Meet Mandy

Anfang 2018 fasste ich den Entschluss. Es war an der Zeit Afrika zu entdecken. Diesen Traum trug ich schon seit langem in mir. Von Anfang 2011 bis Anfang 2012 lebte und arbeitete ich in Kapstadt, Südafrika. Seither wollte ich immer zurück und den Kontinent bereisen.

 

Mandy mit Baobab Frücht

 

Etwa sieben Jahre später...


Jetzt oder nie!

Gesagt, getan - fast...
 Ende 2018 entschloss ich mich meinen gut bezahlten und sicheren Job aufzugeben und mich ins Afrika-Abenteuer zu stürzen. Als ich kurz vor Weihnachten 2018 meine Schlüssel für Wohnung, Auto und Büro in Tirol übergab und mit meinem Vater und den verbliebenen Möbel Richtung Heimat fuhr, wurde mir bewusst, in welch große ungewisse Zukunft ich mich begab. Die Entscheidung, alles aufzugeben, war nicht leicht, aber manchmal muss man einfach seiner inneren Stimme folgen. Oder man fragt sich immer, was wäre wenn.
So nahm ich all meinen Mut zusammen und nahm im Januar 2019 Abschied. Reisen ist meine Leidenschaft, aber eine Reise ohne Rückflugticket war auch für mich neu. Ich gab mir ein Jahr Auszeit, mal sehen wie weit ich es mit der verfügbaren Zeit und Budget schaffe. Gorilla Trekking in Uganda, Wandern in den Simien Mountains und der Danakil in Äthiopien oder Eintauchen in die Swahili Kultur an der Küste Kenias sind nur einige wenige Highlights.

Malawi

Im Juli 2019 kam ich nach Malawi. Ich war lediglich auf der Durchreise nach Sambia und plante nicht lang zu bleiben. Bis ich nach Monkey Bay kam - ein traumhafter Ort direkt am Malawi See. Hier entdeckte ich Baobab.

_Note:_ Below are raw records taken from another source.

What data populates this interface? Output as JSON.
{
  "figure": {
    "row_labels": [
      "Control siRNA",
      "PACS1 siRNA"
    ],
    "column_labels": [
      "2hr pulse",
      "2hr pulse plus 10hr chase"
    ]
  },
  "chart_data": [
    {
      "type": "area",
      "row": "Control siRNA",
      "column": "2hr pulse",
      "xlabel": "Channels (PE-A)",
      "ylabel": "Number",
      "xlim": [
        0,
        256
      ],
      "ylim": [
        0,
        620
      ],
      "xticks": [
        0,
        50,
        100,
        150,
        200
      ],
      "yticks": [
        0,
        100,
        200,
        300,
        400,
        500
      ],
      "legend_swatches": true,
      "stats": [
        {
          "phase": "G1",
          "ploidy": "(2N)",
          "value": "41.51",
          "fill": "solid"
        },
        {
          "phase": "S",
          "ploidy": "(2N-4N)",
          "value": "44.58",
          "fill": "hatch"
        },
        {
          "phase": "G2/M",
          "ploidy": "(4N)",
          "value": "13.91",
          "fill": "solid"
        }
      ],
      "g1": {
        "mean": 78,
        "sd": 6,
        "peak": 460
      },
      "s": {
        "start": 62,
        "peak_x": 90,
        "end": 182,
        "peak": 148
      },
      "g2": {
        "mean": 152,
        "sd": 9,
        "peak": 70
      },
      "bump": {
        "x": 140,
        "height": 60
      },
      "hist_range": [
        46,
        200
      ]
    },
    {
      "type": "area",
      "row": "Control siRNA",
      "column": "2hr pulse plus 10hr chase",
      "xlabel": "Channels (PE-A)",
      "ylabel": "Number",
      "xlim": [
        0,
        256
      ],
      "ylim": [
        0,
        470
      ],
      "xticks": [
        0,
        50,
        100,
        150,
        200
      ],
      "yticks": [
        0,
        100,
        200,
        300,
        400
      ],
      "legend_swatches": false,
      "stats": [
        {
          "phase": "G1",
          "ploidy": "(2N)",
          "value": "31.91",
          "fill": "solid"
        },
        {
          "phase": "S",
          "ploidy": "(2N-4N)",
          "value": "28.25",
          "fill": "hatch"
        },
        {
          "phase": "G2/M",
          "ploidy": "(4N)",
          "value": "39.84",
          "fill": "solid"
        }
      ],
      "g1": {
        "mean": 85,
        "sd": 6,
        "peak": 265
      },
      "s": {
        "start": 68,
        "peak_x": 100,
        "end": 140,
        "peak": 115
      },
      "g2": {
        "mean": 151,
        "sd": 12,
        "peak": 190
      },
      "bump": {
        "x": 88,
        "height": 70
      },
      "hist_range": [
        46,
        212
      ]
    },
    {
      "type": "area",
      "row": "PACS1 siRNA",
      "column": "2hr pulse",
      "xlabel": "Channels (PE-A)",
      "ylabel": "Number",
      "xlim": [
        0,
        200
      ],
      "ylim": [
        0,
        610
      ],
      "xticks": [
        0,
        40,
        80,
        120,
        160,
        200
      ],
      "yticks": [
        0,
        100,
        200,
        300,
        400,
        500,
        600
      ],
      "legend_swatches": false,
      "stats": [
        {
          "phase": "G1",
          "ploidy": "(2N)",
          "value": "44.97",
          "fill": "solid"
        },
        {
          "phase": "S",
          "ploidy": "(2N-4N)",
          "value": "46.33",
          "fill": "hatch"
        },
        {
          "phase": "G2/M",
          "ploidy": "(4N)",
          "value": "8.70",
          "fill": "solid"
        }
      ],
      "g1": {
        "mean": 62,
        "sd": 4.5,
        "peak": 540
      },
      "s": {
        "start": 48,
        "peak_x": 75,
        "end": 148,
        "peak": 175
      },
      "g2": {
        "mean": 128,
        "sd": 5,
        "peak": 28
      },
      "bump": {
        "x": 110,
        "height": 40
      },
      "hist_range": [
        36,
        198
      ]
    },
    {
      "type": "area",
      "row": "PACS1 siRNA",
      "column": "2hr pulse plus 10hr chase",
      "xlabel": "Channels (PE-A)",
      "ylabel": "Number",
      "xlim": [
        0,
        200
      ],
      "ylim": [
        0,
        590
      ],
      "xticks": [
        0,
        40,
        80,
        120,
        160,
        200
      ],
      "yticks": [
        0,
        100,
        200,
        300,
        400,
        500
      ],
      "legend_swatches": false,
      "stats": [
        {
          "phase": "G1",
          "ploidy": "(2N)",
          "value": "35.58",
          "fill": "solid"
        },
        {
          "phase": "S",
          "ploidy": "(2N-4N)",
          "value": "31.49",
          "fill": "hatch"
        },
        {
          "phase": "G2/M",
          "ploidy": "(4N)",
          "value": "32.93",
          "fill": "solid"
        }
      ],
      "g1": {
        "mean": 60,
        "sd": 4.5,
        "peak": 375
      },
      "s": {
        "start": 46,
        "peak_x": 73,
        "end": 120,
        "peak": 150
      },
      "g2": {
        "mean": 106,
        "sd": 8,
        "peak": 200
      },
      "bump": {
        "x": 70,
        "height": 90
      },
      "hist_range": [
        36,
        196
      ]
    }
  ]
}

Landfrauen sammeln Baobab Früchte 3

Ich lernte Allid kennen. Er hatte eigenständig eine Produktion für Baobab Pulver in Malawi aufgebaut. Allid hat eine mutige Mission und eine unglaubliche Leidenschaft. Er erzählte mir alles über die Bäume, deren Ökologie, über die unzähligen Nährstoffe im Baobab Pulver und - das Potential das ländliche Afrika ökonomisch zu stärken.

Direkte Zusammenarbeit mit dem ländlichen Afrika

Er nahm mich mit in die Dörfer von Lipele und Nkopola. TRÄD kauft die Früchte direkt von den Farmer und Gemeinschaften vor Ort.
So lernte ich die Farmer, die die Früchte von den wild wachsenden Baobab Bäumen sammeln, kennen. Es war unglaublich bewegend und machte mich demütig, wie bescheiden die Familien wohnen. Fernab von jeglichem Tourismus. Das war der Moment, in dem ich mich entschied ihn in seinem Projekt zu unterstützen und Baobab nach Deutschland zu bringen.